Un infermiere su 3 ha subito violenze sul lavoro nel corso dell’ultimo anno

I dati della ricerca svolta da 8 università italiane su iniziativa della Federazione nazionale degli ordini delle professioni infermieristiche (Fnopi). Sono circa 130 mila i professionisti che hanno subito violenza durante i turni di lavoro. Ma 125 mila casi sono casi sommersi. Nel 75% le vittime sono state donne

Un infermiere su 3 ha subito violenze sul lavoro nel corso dell’ultimo anno

Il 32,3% degli infermieri, pari a circa 130 mila professionisti, nell’ultimo anno, ha subito violenza durante i turni di lavoro. Ma 125 mila casi sono casi sommersi. Nel 75% le vittime sono state donne. E’ quanto emerge dalla ricerca CEASE-it  (Violence against nurses in the work place), conclusa ad aprile 2021 e svolta da otto università italiane, (capofila l’Università di Genova) su iniziativa della Federazione nazionale degli ordini delle professioni infermieristiche (Fnopi).

“Numeri che, in molti casi, non sono intercettati e registrati in quanto le aggressioni non vengono neppure denunciate perché ormai sono percepite e considerate, dagli stessi infermieri, come dinamiche connaturate alla professione – afferma Fnopi -. Si configura così, con proporzioni vastissime, il fenomeno del 'sommerso'. Ogni anno l'Inail registra 11 mila casi di violenza denunciati come infortuni sul lavoro: 5 mila sono infermieri. Un dato che rende gli infermieri la categoria più soggetta a questo fenomeno, ma ai numeri ufficiali bisogna anche aggiungere il sommerso di 125 mila vittime che non hanno denunciato”.

Su queste dinamiche pesa la carenza di infermieri negli organici: un’assistenza efficiente si ha con un rapporto infermiere paziente 1 a 6 ma, allo stato attuale, il rapporto è 1 a 12. Secondo la Fnopi, in base agli standard previsti del cosiddetto 'DM 71' (la delibera del 21 aprile 2022 del Consiglio dei ministri), occorre aumentare l’attuale organico con 70 mila infermieri aggiuntivi. “Con l'attuale carenza si restringe pericolosamente il tempo di cura oppure si aumenta la possibilità che l’infermiere precipiti in una condizione di “burnout” (33%) – afferma la Federazione -. A ciò bisogna aggiungere che il 10,8% di chi ha subito violenza, presenta danni permanenti a livello fisico oppure psicologico. Per comprendere le drammatiche proporzioni del problema, è utile un raffronto: il 46% degli infermieri ha subito violenze durante l’esercizio della professione, i medici si attestano al 6%”.
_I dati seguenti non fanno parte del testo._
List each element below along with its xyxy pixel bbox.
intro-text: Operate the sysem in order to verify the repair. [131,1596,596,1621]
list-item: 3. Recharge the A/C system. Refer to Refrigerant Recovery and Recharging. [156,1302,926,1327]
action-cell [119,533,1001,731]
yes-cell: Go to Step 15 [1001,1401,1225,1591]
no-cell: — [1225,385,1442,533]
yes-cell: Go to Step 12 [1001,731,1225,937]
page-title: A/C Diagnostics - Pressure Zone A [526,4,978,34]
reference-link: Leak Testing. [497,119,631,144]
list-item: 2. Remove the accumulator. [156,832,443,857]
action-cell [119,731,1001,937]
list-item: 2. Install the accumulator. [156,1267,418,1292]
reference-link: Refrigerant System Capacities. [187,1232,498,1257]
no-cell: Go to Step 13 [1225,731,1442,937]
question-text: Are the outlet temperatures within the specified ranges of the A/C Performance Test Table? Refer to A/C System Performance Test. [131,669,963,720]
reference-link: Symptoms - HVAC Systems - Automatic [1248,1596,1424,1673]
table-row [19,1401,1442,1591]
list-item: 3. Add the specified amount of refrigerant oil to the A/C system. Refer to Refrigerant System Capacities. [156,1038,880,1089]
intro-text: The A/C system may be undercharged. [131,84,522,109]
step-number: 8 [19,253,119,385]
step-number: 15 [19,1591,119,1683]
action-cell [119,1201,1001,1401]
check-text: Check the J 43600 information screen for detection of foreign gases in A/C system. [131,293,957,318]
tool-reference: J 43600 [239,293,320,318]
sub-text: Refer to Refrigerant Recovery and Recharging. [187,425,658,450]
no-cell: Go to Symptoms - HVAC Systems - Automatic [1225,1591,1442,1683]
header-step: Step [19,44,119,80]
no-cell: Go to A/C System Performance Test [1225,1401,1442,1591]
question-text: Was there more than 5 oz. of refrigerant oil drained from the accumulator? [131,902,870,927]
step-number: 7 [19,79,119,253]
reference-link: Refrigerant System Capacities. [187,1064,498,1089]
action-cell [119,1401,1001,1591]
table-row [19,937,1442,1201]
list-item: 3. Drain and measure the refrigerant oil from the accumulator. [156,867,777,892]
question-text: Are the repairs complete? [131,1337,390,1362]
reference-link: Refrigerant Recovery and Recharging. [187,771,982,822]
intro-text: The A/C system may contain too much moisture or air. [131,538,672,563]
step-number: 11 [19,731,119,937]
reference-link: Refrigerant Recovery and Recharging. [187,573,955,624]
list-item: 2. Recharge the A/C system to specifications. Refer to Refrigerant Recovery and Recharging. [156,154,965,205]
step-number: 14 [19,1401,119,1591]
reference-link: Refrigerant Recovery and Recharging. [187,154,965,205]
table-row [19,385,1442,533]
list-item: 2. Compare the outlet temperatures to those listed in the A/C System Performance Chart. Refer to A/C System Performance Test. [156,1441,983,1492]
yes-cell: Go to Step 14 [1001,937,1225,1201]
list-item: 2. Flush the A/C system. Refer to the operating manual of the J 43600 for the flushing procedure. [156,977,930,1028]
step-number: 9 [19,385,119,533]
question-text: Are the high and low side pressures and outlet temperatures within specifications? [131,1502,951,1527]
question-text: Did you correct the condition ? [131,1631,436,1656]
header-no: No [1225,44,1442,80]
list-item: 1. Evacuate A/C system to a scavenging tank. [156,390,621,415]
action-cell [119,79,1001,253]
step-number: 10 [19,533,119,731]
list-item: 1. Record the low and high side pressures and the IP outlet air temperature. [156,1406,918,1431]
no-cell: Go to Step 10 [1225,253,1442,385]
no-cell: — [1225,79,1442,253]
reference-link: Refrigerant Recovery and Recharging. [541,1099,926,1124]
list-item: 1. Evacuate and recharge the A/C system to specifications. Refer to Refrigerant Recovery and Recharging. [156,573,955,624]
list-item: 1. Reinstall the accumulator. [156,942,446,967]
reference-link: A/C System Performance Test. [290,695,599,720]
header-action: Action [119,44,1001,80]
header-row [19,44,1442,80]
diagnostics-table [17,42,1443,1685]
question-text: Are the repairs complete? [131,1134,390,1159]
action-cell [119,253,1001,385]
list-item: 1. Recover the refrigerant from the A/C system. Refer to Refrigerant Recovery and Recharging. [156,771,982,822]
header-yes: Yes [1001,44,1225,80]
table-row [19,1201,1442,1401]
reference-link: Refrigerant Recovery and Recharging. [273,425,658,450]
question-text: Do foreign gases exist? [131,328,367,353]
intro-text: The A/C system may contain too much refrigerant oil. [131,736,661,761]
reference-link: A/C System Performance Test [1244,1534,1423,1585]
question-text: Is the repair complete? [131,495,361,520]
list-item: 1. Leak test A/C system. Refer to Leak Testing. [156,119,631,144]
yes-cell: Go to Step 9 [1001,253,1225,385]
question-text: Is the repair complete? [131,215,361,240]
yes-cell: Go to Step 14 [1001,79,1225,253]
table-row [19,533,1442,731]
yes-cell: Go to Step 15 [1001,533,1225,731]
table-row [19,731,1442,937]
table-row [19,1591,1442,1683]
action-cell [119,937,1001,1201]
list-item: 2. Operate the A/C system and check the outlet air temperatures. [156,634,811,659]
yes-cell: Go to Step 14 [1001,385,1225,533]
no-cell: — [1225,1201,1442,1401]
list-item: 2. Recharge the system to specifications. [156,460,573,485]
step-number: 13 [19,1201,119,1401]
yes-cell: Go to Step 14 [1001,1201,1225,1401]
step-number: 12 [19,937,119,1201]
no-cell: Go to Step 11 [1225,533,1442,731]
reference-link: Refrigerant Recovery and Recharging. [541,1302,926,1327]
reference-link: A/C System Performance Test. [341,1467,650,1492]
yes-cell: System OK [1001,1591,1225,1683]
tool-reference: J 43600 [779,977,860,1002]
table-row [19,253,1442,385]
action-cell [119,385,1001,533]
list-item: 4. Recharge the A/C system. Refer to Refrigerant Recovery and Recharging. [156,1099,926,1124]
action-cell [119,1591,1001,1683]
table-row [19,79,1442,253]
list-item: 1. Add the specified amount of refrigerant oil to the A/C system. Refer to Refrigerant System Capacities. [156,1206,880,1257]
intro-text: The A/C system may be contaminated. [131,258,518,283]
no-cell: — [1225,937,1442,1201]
“Per restituire dignità all’attività professionale e per garantire la sicurezza degli infermieri durante l’orario lavorativo - spiega Barbara Mangiacavalli, presidente della Federazione nazionale degli ordini degli infermieri - è quanto mai urgente inserire questa professione tra le categorie usuranti, mentre ora è riconosciuta soltanto la classificazione tra i ‘lavori gravosi’. Lo studio - aggiunge Mangiacavalli, – descrive le caratteristiche degli episodi di violenza e individua i fattori predittivi e le cause. I correttivi di cui c’è bisogno derivano da qui. E su queste basi sarà sicuramente più immediato il lavoro dell’Osservatorio di tutte le professioni che il ministero della Salute coordina, anche per organizzare la formazione”.

"Lo studio ha dimostrato che gli infermieri conoscono i tratti e le caratteristiche di un potenziale comportamento di aggressione fisica o verbale; tuttavia per varie ragioni non riescono a intercettare e prevenire questi episodi - afferma la professoressa Annamaria Bagnasco, dell’Università di Genova, coordinatrice della ricerca -. Una delle concause dimostrate dallo studio è la comunicazione inadeguata che avviene tra il personale e l’assistito e/o l’accompagnatore; tuttavia, i processi comunicativi sono ampiamente influenzati dall’ambiente di lavoro, dallo staffing e dal benessere dei professionisti. In questo momento lo studio sta fornendo ulteriori dati, su cui stiamo lavorando, per mettere in correlazione lo staffing, il benessere degli operatori e il benessere dei professionisti con gli episodi di aggressione, al fine di poter ipotizzare i fattori predittivi di questi eventi".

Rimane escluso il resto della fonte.